2.1       Population Distribution

  • Physical factors (climate, landforms, water bodies) and human factors (culture, economics, history, politics) influence the distribution of population.
  • Factors that illustrate patterns of population distribution vary according to the scale of analysis.
  • The three methods for calculating population density are arithmetic, physiological, and agricultural.
  • The method used to calculate population density reveals different information about the pressure the population exerts on the land.

2.2.      Consequences of Population Distribution 

  • Population distribution and density affect political, economic, and social processes, including the provision of services such as medical care.
  • Population distribution and density affect the environment and natural resources; this is known as carrying capacity.

2.3       Population Composition

  • Patterns of age structure and sex ratio vary across different regions and may be mapped and analyzed at different scales.
  • Population pyramids are used to assess population growth and decline and to predict markets for goods and services.

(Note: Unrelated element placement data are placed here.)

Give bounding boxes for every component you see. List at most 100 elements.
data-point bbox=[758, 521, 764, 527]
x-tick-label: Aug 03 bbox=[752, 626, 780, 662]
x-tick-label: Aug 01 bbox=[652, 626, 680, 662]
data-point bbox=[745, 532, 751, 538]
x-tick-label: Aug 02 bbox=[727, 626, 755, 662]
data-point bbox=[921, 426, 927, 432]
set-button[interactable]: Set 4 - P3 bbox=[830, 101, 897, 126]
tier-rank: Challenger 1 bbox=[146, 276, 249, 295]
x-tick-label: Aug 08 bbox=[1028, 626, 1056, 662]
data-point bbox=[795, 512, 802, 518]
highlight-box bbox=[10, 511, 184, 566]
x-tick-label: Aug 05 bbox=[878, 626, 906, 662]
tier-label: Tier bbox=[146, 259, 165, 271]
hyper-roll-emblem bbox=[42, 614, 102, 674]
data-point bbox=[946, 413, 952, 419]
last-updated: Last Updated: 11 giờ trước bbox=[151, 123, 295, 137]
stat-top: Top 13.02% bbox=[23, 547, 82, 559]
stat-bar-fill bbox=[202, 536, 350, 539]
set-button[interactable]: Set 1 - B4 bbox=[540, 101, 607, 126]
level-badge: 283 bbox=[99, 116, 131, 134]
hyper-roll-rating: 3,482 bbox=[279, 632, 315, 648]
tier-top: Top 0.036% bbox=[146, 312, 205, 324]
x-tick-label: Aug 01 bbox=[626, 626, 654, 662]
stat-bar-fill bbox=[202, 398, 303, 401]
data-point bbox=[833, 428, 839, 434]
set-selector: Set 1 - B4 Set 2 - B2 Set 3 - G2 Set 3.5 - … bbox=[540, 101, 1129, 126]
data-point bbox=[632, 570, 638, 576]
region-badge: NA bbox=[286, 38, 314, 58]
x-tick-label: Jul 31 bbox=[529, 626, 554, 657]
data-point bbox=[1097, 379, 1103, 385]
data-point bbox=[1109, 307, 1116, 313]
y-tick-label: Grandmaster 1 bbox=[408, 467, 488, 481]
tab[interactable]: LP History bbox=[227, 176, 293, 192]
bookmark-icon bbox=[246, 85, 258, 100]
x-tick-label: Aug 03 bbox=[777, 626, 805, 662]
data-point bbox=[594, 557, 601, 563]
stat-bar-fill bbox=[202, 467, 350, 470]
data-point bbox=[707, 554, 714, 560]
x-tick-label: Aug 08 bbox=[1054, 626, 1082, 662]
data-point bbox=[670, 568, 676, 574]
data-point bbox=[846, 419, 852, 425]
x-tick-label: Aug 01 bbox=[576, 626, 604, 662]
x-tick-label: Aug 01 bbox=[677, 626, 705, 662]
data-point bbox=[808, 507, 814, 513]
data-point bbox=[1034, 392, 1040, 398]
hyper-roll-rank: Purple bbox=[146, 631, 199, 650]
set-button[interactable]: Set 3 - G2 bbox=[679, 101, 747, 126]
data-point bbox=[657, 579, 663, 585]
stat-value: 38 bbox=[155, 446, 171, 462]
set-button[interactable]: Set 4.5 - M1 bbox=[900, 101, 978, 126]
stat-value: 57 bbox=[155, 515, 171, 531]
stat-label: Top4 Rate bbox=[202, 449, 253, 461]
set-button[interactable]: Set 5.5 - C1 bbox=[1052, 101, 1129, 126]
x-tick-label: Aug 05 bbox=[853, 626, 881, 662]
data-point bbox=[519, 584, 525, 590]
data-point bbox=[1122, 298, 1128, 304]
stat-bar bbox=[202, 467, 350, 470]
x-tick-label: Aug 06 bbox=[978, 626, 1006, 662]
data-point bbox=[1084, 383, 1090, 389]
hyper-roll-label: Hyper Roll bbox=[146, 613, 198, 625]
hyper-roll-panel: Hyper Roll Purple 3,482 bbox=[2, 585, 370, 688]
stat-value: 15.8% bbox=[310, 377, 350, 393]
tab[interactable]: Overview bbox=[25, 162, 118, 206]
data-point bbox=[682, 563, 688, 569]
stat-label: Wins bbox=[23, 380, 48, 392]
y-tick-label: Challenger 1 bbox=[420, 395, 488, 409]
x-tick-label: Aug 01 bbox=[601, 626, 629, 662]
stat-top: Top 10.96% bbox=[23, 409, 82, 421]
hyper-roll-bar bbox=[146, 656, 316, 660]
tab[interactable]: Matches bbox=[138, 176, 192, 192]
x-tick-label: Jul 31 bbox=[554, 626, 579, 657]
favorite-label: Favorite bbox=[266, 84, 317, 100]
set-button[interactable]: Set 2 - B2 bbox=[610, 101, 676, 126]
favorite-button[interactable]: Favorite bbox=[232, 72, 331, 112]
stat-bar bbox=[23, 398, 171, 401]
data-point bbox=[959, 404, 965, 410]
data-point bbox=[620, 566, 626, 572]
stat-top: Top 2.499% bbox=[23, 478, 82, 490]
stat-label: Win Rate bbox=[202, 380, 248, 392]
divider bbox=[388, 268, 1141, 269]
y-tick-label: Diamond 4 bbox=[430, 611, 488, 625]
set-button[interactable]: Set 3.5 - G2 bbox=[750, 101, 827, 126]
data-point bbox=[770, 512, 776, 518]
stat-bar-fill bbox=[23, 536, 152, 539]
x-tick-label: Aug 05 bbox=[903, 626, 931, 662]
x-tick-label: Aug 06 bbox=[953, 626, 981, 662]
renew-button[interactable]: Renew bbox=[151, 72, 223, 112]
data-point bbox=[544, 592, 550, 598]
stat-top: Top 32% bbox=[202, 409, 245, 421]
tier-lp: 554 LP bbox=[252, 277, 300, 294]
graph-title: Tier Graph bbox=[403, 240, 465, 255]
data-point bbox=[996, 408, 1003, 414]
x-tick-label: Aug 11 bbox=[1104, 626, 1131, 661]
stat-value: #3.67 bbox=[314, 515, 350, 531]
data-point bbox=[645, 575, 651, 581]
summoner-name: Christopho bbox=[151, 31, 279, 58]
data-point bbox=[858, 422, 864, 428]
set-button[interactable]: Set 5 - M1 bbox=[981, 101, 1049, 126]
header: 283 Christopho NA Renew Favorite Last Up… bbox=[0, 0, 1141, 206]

2.4       Population Dynamics

  • Demographic factors that determine a population’s growth and decline are fertility, mortality, and migration.
  • Geographers use the rate of natural increase and population-doubling time to explain population growth and decline.
  • Social, cultural, political and economic factors influence fertility, mortality, and migration rates.
  • Social, cultural, political and economic factors influence fertility, mortality, and migration rates.

2.5       The Demographic Transition Model

  • The demographic transition model can be used to explain population change over time.
  • The epidemiological transition explains causes of changing death rates.

2.6       Malthusian Theory

  • Malthusian theory and its critiques are used to analyze population change and its consequences.

2.7       Population Policies

  • Types of population policies include those that promote or discourage population growth such as pronatalist, antinatalist, and immigration policies.

2.8       Women and Demographic Change

  • Changing social values and access to education, employment, health care, and contraception have reduced fertility rates in most parts of the world.
  • Social, economic, and political roles for females have influenced patterns of fertility, mortality, and migration, as illustrated by Ravenstein’s laws of migration.

2.9 Aging Populations

  • Population aging is determined by birth and death rates and life expectancy.
  • An aging population has political, social, and economic consequences, including the dependency ratio.

2.10     Causes of Migration

  • Migration is commonly divided into push factors and pull factors.
  • Push/pull factors and intervening obstacles/opportunities can be cultural, demographic, economic, environmental or political.

2.11     Forced and Voluntary Migration

  • Forced migrations include slavery and events that produce refugees, internally displaced persons, and asylum seekers.
  • Types of voluntary migrations include transnational, transhumance, internal, chain, step, guest worker, and rural-to-urban.

2.12     Effects of Migration

  • Migration has political, economic, and cultural effects.


3.1       Introduction to Culture

  • Culture comprises the shared practices, technologies, attitudes, and behaviors transmitted by a society.
  • Cultural traits include such things as food preferences, architecture, and land use.
  • Cultural relativism and ethnocentrism are different attitudes toward cultural difference.